WOODRUFF: The landmark legislation bars job discrimination and requires equal access to public buildings and transportation, among other protections it provides the disabled.

At least one woman with a disability isn't relying only on the law to offer her special accommodation. Instead, she has overcome past tremendous obstacles to realize her dream.

CNN's Detroit bureau chief Ed Garsten has the story.

(BEGIN VIDEOTAPE)

ED GARSTEN, CNN DETROIT BUREAU CHIEF (voice-over): Dr. Kristianna Matthews has never seen any of her patients. She can't see if they look pale, or pallid, or healthy, or if they have a rash. No, Dr. Matthews cannot see at all. She's been blind from birth. But she can feel...

DR. KRISTIANNA MATTHEWIS: Well, he doesn't have any edema here.

GARSTEN: ... and heal.

MATTHEWIS: Decrease the tegritol to 100 BID and increase your neurontin by 50 or 100.

GARSTEN: Dr. Matthews is in her final month of residency at Lansing's Sparrow Hospital, but her road to wearing the white coat and mantle of M.D. has been tortuous, frustrating, and downright maddening. It started with struggling to find a medical school that would accept her.

MATTHEWIS: I mailed out 60 applications and I got 51 of them back saying that they would not admit a blind person, hands down.

GARSTEN: Dr. Matthews takes notes in Braille and completes reports on a typewriter rather than longhand. She can examine a patient using traditional instruments, but requires the help of a medical assistant for visual assessments.

MATTHEWIS: Do I always get the same information the same way that other physicians do? No. Do I usually come out and have the same idea about what's going on as the other doctors? Sure.

GARSTEN: Her blindness simply never mattered to the director of residents at Sparrow, who accepted Matthewis without reservation.

DR. GEORGE SMITH, DIR. OF RESIDENTS, SPARROW HOSPITAL: She may not be seeing with her eyes, but she's seeing with her hands, her touch, and just her presence around patients. And I would submit that, that level of awareness is just as strong as somebody who can actually see things.

GARSTEN: Matthewis says she is still not accepted by all of her colleagues and is bracing herself once again for rejection as she completes her residency and looks for work. She has no expectations of being helped by the Americans with Disabilities Act.

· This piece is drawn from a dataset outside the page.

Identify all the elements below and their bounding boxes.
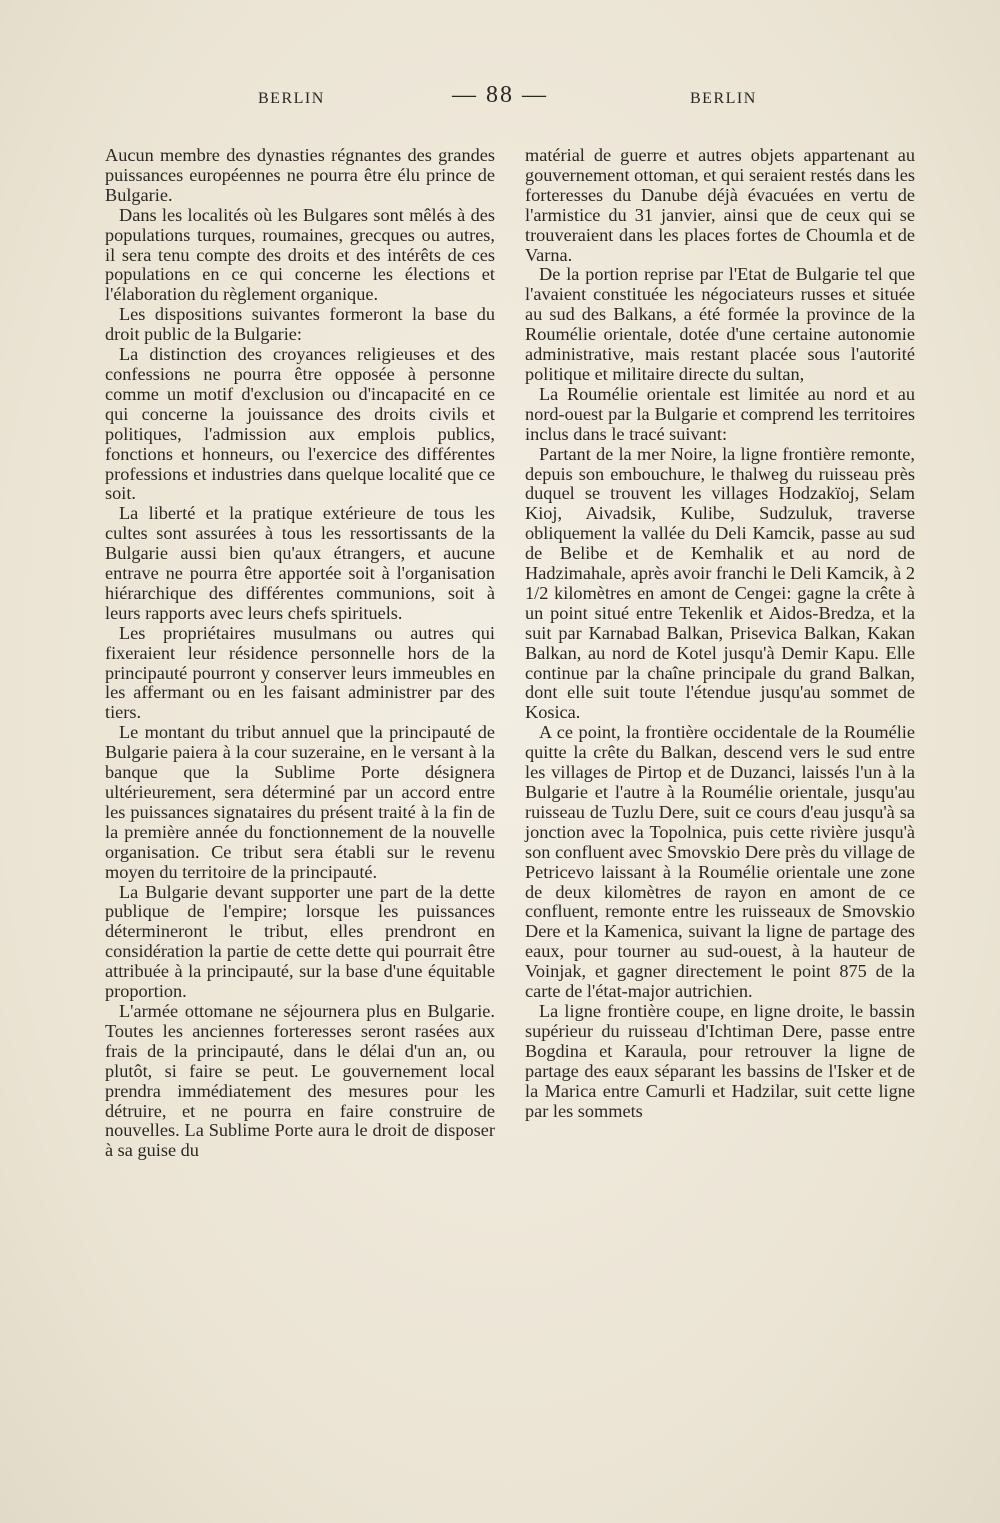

MATTHEWIS: Doctors in general think they're immune from the law. And so, when you sort of talk about disability law, and wanting a job, and things like that, doctors really -- what people are telling me -- is they feel pretty strongly that they can convince a judge that a blind person shouldn't be allowed to have a job.

Can you squeeze my hand, Mr. Keen (ph)?

GARSTEN: But Kristianna Matthewiss has worked too hard for too many years to give up now, not when her goal is in sight.

Ed Garsten, CNN, Lansing, Michigan.

(END VIDEOTAPE)

WOODRUFF: And we wish her the very best.